Sebastian Kurz siyasetten çekildi
Avusturya’nın genç siyasetçisi Kurz, başbakanlığın ardından ÖVP parti liderliğini de bırakarak siyasetten tamamen çekildiğini açıkladı. Kurz, siyasetten tamamen çekilmesinin nedenlerini canlı yayında kamuoyuyla paylaştı.
Avusturya’da “rüşvet, yolsuzluk ve güveni kötüye kullanma” suçlamalarıyla hakkında soruşturma başlatılmasıyla başbakanlık görevinden istifa eden Sebastian Kurz’un, milletvekilliği dokunulmazlığı kaldırılmıştı.
Kurz, Halk Partisi [ÖVP] Genel Başkanı ve patisinin parlamentoda grup başkanı olarak siyasete devam ediyordu.
Sebastian Kurz Siyaseti Bıraktığını Açıkladı
35 yaşındaki Kurz siyasetten çekilme adımını, bir yandan oğlunun geçen hafta dünyaya gelmesiyle, bir yandan da kendisi hakkındaki iddia ve soruşturmalarla gerekçelendirdi.
Kurz, “Karar benim için kolay olmadı, ancak üzüntü hissetmiyorum” dedi ve 10 “öğretici” yıl için teşekkür etti.
Sebastian Kurz, kararının hakkında yürütülen yolsuzluk soruşturmasıyla ilgili olduğunu belirtti. “Suçlamalar, isnatlar ve sürece karşı kendini savunmak” zorunda kaldığı için “siyasete olan tutkusunun” azaldığını ifade etti.
Masum olduğunu tekrarlayan Kurz “yıllar sürse de” günün birinde mahkeme önünde “kendi şahsına karşı suçlamaların basit ve etkili bir biçimde yanlış olduğunu kanıtlayacağı” günün gelmesini beklediğini belirtti.
Doğrulanmayan bilgilere göre, halefi İçişleri Bakanı Karl Nehammer olabilir.
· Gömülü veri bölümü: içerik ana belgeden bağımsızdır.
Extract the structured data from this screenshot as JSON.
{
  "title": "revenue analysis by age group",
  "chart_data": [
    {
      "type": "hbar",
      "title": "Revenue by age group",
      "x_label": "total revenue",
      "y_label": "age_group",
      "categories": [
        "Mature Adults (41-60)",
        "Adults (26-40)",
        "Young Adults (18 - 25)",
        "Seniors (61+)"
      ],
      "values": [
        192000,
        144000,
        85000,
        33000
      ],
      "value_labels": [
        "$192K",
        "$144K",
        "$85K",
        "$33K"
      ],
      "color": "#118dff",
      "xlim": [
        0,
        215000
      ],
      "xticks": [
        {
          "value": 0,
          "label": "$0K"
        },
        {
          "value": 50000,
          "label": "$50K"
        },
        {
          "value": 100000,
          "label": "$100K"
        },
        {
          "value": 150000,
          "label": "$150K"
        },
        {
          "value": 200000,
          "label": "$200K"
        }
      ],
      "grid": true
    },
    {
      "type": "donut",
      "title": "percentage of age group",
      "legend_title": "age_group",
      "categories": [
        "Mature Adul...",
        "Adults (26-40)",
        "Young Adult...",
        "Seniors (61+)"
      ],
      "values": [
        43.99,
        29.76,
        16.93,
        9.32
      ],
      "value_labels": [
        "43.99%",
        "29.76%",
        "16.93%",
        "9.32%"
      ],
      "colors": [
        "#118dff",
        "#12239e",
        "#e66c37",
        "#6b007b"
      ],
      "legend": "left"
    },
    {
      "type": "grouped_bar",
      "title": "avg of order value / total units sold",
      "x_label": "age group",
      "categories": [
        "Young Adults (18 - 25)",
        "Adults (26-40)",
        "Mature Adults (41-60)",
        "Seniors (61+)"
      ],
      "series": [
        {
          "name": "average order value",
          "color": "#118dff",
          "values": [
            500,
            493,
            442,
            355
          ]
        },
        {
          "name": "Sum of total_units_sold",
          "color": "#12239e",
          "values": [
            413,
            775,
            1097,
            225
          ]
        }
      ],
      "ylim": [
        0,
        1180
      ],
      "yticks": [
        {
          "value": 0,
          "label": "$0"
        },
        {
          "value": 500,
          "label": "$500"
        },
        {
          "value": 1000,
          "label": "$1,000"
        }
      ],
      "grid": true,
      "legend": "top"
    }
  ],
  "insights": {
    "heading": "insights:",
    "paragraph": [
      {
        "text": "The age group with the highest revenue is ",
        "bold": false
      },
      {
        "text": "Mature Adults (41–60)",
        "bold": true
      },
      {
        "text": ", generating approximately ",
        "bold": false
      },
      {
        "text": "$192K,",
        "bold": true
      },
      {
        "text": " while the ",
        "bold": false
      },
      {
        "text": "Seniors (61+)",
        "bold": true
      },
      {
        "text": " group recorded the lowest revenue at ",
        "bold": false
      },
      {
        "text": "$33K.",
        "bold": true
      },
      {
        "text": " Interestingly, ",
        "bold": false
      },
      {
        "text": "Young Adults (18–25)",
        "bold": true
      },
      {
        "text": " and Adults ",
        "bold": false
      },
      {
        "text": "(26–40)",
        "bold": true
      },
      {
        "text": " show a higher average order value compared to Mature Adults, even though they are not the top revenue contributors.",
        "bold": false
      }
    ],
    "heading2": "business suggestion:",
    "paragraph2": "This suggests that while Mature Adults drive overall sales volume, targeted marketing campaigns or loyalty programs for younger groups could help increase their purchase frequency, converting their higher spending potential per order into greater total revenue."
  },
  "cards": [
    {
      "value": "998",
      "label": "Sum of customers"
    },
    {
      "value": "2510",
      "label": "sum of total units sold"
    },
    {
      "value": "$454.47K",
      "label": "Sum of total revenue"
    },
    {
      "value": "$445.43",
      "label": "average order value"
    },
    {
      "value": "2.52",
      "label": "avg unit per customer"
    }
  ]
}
ÖVP ekibinde büyük bir hükümet değişikliği hakkında spekülasyonlar var.
Ne Olmuştu?
Mali ve Yolsuzluk Savcılığı emriyle polis, 6 Ekim Çarşamba sabahı iktidar partisi ÖVP’nin başkent Viyana’daki merkezi ve Başbakanlık binasındaki ofisinde arama yaptı.
Halk Partisi (ÖVP) lideri ve Başbakan Sebastian Kurz’a yapılan suçlamalar, 2016 yılında Kurz’un ÖVP genel başkanı olmak için çeşitli yasa dışı yöntemler kullandığı yönündeydi.
Savcılığın Ibiza soruşturması kapsamında tesadüfen fark ettiği bazı bilgiler ışığında soruşturma başlatılması, Kurz’un o dönem Österreich gazetesiyle bir anlaşma yaptığı ve bu anlaşmada gazetenin çeşitli anketler yaparak Kurz’u kamuoyuna iyi sunması istendi.
Ancak bütün bu anlaşmanın maliyeti, savcılara göre, ülkedeki vergi mükelleflerinin cebinden çıktı. Kurz, parti kasasından para almadığından, giderleri hizip hareketinin bir parçası olarak Maliye Bakanlığında oluşturduğu yakın ilişkiler aracılığıyla hazineden karşıladığı iddia edildi.
Cumhuriyet savcısı, anketlerin ve çalışmaların “sadece parti siyaseti ve Sebastian Kurz ve en yakın sırdaş grubunun siyasi ilerlemesine hizmet ettiğini ileri sürdü.
Kurz’a ek olarak, o zamanki kabine başkanı ve Maliye Bakanlığı genel sekreteri (ve daha sonra Öbag yönetim kurulu başkanı) Thomas Schmid de suçlanıyor.
Maliye Bakanlığı yetkilisi olarak Schmid’in Wolfgang ve Helmuth Fellner ile temas kurmaya çalıştığı ve müfettişlere göre bir “aracı” olduğu söyleniyor.
İddialar, o sırada Maliye Bakanlığı’nda ikinci bir üst düzey çalışan olan Johannes P. soruşturma kapsamına alındı.
Kurz’un en yakın danışmanları ve çalışanları da suçlanıyor.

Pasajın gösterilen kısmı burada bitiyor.